Breath-to-breath PetCO2 variability in the steady state	∼4 mmHg	<1 mmHg
Time to achieve a steady state	Many minutes10,20	1–3 breaths (see Figure 6)
Maintain steady increase in PCO2 (ramp protocol)	NO • PCO2 rise is a dual exponential form with the first exponential time constant ∼40 s,20 and the second ∼hours	YES • rate of rise can be set
Maintain steady change in PO2	NO • PO2 is ventilatory rate dependent. If inspired PO2 changes abruptly, 95% of new steady state asymptote takes >2 min. Steady state is never reached	YES • A target PO2 is reached within 2–3 breaths and remains steady ±1% of range
Automated gas targeting and analysis	NO • Manual switching by attendant in MRI scanner with patient7 • Requires custom computer programming for analysis or manual analysis	YES Targets and durations are a sequence set in the control room computer. No attendant is required in the scanner
Breathing circuit	• Requires custom assembly and cleaning	• Comes tested and packaged
Quality assurance of device, components, of test, of analysis	NO	YES • ISO 13485 process
Cost	Circuit of Figure 1(A): 14 components: • plastics <$150 depending on quality • Three-way respiratory stopcocks and Douglas bags • One custom gas/regulator • MRI shielded pulse oximeter and CO2 analyzer; getting electronic data from CO2 analyzer (or CO2 samples) to control room. Computer and data analysis software Estimated cost: • Capital $9,000 • +per case $100 (including person in scanner, not counting time for gas data analysis) Circuit of Figure 1(B): • three gases: 5% CO2, air, O2 • three automated flow controllers for the three gases • a circuit with mask taped to face • a mixing chamber • a computer-controlled system (i.e. a computer controlled gas blender) • 10 m of tubing • Flow rates of up to 50 L/min and baseline rate of 20 L/min • custom MatLab code for end-tidal picking Estimated cost: Capital and up front cost: $25,000 Cost per case: $100 (including in room attendant, not counting time for gas data analysis)	Prospective targeting • gas blender + computer, • two custom blend gases; pressure regulators, tubes, hosing • Training • Custom mask and breathing circuit Cost • Capital: $45,000 • Per case: $100 (includes circuit, gas data analysis, support and servicing)

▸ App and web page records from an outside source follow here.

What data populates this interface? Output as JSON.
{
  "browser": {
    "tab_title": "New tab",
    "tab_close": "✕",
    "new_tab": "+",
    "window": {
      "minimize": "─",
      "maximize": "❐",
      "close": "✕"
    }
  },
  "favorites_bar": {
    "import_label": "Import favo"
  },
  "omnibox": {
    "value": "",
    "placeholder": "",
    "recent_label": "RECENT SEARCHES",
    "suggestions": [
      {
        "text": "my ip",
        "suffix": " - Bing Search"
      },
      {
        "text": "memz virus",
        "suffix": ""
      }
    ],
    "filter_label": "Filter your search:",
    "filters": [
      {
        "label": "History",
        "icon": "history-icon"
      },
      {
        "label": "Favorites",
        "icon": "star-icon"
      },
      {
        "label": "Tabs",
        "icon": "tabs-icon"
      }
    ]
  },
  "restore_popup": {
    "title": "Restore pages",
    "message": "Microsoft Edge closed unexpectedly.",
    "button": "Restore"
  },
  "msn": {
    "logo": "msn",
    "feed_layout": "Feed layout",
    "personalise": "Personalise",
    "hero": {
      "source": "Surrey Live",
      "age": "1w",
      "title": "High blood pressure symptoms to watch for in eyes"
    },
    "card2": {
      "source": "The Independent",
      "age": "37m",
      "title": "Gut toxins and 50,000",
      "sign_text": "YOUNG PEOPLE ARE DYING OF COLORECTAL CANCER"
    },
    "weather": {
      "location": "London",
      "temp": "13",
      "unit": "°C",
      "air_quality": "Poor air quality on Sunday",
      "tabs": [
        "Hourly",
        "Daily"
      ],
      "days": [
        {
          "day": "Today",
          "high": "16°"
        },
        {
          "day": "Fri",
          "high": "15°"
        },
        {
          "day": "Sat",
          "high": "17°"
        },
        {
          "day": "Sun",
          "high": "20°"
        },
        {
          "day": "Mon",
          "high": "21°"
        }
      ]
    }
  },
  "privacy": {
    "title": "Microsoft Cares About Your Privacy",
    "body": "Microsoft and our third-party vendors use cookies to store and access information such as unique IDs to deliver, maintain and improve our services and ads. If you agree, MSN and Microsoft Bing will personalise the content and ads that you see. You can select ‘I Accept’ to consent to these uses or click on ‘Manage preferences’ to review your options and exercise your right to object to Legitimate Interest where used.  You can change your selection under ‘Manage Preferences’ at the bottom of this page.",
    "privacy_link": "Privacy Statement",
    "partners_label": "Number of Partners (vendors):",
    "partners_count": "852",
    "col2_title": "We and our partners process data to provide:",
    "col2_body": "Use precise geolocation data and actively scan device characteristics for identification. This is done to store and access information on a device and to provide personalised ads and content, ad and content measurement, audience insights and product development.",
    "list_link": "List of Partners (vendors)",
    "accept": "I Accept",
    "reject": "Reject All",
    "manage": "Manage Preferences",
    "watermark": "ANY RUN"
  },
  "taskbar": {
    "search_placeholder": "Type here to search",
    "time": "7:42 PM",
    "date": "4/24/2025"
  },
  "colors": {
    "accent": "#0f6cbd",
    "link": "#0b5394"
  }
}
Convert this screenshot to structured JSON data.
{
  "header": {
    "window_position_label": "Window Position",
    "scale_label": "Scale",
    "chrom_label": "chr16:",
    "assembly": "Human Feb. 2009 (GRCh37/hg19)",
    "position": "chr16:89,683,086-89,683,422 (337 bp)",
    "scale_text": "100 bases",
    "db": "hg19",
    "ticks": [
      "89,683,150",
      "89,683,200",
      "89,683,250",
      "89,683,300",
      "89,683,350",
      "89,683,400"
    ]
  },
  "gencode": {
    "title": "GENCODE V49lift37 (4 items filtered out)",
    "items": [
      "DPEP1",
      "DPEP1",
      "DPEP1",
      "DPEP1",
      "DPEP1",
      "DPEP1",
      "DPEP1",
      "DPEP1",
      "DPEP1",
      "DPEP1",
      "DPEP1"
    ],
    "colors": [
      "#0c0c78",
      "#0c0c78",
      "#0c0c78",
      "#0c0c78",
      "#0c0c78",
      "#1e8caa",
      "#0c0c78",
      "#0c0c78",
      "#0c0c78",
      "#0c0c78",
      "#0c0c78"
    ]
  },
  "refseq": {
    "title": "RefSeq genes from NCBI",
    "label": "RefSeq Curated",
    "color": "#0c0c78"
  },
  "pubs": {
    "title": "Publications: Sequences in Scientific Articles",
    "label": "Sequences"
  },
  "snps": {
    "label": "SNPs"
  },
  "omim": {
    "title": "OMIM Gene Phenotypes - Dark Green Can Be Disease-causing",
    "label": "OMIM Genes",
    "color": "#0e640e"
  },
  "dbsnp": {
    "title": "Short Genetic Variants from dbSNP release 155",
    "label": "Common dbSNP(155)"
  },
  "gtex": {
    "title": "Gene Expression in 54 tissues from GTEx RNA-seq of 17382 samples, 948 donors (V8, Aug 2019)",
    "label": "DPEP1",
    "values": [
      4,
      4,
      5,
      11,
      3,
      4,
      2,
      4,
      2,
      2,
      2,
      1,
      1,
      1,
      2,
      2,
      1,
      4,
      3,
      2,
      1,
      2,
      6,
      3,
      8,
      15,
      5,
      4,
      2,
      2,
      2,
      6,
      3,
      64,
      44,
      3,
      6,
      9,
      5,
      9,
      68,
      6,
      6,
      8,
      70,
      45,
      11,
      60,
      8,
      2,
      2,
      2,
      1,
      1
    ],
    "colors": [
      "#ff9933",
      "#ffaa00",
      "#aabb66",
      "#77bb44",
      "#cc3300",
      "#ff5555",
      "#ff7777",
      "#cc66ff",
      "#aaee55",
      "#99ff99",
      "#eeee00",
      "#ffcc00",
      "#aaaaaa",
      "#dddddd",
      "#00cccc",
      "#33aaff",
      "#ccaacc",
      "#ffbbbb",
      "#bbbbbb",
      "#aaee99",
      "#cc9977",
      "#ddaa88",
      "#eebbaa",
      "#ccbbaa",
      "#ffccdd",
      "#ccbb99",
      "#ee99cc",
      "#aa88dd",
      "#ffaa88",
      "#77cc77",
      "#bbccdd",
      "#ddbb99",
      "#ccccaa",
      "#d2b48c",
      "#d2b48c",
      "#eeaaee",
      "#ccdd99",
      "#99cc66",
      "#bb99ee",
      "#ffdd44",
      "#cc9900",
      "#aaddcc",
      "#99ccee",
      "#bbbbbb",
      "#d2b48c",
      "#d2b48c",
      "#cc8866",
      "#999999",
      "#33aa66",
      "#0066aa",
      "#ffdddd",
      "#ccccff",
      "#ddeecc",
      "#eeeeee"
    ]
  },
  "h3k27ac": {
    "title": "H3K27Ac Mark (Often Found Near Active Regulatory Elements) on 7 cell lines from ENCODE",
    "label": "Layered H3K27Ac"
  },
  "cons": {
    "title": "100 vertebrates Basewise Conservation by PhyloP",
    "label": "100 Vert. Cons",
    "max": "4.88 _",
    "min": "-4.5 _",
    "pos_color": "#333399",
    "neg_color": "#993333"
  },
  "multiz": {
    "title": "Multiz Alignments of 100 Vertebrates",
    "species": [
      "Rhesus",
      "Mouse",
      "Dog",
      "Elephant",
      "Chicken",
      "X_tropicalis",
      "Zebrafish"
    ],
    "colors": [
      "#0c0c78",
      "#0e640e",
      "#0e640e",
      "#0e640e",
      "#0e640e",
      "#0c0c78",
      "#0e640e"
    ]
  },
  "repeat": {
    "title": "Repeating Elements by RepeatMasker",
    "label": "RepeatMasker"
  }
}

Declaration of conflicting interests

The author declared the following potential conflicts of interest with respect to the research, authorship, and/or publication of this article: JAF is Chief Scientist at Thornhill Research Inc. (TRI), a for profit spin-off company from the University Health Network that developed the RespirAct™. RespirAct™ has been a non-commercial research tool assembled, and made available by TRI to research institutions to enable CVR studies.

Funding

The author received no financial support for the research, authorship, and/or publication of this article.